Passport and HailStorm
Today, Passport provides for single sign-in authentication. Moving forward, it will evolve into providing this process for HailStorm as well. Web sites that need to expose some form of user authentication can sign up today to integrate Passport into their architecture. The primary benefit that this provides today is that the user is able to retain a single username/password that they can securely use on multiple Web sites, and the Web site can use this for providing personalization and account storage. Passport itself is simply an authentication service. It isn't doing anything to indicate back to the Web site what information this particular user might be authorized to access; that is something that the Web site itself would be responsible for setting up. When HailStorm becomes available, it will also use Passport as the authentication service, and then HailStorm will implement its own authorization schema on top of this in order to provide the user with security over their data.

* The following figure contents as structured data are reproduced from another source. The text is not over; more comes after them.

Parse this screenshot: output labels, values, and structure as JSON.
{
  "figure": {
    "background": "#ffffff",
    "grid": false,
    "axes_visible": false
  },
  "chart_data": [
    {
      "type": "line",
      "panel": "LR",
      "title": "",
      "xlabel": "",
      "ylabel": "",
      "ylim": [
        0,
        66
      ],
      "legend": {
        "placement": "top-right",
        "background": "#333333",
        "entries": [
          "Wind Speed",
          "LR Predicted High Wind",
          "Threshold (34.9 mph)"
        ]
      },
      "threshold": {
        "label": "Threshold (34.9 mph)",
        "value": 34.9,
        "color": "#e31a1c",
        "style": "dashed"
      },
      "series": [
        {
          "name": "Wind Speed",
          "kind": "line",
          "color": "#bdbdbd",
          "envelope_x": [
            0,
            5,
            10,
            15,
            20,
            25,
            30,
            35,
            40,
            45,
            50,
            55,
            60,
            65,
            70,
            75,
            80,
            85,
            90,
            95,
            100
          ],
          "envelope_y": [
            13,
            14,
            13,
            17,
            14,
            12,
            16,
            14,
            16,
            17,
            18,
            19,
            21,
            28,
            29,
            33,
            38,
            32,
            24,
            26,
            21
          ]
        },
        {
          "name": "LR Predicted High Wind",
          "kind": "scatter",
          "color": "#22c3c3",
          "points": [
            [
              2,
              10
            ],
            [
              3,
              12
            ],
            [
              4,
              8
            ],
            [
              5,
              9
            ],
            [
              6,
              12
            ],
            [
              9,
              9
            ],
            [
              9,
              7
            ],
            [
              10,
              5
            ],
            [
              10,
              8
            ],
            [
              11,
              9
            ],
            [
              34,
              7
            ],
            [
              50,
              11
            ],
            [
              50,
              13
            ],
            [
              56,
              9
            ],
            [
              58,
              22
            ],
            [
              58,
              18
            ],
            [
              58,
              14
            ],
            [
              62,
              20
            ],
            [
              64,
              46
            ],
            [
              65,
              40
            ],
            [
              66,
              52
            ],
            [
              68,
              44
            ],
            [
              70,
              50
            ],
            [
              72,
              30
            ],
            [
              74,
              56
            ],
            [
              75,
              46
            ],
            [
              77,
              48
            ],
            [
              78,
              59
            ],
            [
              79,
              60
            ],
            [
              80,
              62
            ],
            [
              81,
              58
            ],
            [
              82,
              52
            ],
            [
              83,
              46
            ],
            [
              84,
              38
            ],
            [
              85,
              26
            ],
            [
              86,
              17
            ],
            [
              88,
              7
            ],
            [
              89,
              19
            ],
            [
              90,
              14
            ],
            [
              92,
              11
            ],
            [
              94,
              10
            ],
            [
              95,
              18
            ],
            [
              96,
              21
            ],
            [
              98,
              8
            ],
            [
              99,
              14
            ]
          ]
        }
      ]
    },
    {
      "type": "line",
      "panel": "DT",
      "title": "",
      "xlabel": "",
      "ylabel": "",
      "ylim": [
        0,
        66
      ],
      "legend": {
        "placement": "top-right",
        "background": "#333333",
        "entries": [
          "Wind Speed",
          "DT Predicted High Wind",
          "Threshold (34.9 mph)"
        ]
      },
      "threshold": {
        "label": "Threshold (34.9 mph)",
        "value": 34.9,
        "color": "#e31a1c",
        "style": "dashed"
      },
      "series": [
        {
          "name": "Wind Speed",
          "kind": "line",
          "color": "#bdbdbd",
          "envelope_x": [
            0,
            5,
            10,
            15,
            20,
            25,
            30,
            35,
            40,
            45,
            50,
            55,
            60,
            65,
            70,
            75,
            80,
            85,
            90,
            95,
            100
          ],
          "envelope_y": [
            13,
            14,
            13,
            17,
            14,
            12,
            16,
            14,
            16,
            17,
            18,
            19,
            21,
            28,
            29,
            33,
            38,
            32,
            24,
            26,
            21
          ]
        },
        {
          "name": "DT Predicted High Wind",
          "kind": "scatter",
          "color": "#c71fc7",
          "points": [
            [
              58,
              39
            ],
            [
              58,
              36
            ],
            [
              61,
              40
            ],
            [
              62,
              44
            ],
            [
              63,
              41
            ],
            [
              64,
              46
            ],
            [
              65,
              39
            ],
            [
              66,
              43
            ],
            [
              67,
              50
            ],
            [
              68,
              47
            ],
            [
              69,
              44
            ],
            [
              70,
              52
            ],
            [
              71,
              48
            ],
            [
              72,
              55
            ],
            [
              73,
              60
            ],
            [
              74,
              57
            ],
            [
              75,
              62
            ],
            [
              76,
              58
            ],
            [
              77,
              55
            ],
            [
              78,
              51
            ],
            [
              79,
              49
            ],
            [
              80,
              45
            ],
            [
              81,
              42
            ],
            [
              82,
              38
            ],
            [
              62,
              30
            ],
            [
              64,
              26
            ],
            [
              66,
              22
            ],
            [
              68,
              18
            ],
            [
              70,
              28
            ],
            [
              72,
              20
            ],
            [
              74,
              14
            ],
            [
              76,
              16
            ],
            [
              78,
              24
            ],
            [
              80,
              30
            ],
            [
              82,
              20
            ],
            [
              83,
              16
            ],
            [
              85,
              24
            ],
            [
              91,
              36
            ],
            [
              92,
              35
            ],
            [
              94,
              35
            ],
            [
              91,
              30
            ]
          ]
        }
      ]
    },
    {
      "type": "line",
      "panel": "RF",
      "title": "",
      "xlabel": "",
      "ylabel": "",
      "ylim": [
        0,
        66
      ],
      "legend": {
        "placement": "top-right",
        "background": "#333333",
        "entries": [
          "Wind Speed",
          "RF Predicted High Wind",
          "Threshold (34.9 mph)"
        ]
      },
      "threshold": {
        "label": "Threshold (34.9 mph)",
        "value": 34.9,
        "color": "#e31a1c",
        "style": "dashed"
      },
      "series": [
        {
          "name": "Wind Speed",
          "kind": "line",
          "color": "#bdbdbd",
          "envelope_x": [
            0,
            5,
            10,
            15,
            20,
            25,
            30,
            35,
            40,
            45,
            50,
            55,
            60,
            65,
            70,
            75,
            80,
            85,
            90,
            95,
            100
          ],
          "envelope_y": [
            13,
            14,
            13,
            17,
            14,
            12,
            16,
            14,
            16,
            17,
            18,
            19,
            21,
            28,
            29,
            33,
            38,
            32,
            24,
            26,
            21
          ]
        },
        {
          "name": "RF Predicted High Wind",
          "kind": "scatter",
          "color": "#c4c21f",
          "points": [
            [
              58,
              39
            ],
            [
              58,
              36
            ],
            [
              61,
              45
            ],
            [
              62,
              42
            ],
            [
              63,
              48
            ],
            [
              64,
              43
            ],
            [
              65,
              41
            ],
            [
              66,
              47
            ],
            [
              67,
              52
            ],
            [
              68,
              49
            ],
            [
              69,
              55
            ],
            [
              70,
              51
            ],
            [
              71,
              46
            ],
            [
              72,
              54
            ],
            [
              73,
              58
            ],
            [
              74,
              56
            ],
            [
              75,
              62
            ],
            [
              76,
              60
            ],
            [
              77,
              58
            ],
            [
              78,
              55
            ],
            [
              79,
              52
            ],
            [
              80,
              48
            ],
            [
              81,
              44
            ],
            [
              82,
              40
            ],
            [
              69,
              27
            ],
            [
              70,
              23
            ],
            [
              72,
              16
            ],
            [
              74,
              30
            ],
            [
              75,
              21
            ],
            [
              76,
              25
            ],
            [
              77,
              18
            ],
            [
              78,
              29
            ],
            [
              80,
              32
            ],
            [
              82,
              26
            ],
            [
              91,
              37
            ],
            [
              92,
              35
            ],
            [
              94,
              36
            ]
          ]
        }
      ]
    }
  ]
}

For HailStorm, Passport will be providing a very important triangulation point. It will form the gateway through which all information access will be funneled in order to provide a consistent and unique identifier that all participating applications can use for coordinating their information. Without this form of singular authentication scheme, the process of providing a unified method across the Internet for both identifying and securing individual information stores would require a level of complexity that would make it difficult for a wide variety of services to utilize.
I personally am looking forward to a time when Web sites and applications will be utilizing a single sign-in process for user authentication. I can't count the number of times I've forgotten what account name I've used for signing into a service and have then needed to re-create my account, and thus loose all previous information they were storing.
A note on security
I'm sure that there are several of you reading this article that are interested in hearing about the security infrastructure that is currently in place on Passport, and will be in place when it is supplying HailStorm with its single sign-in process, and also about the important security concerns that would surround the storage and retrieval of personal information in something like HailStorm. Not only would such a discussion require several articles of its own, but I am also not the right person to speak with the necessary level of authority on it. There will definitely be additional articles and technical papers provided by others who are more qualified to help you understand these issues and to determine if they meet your needs.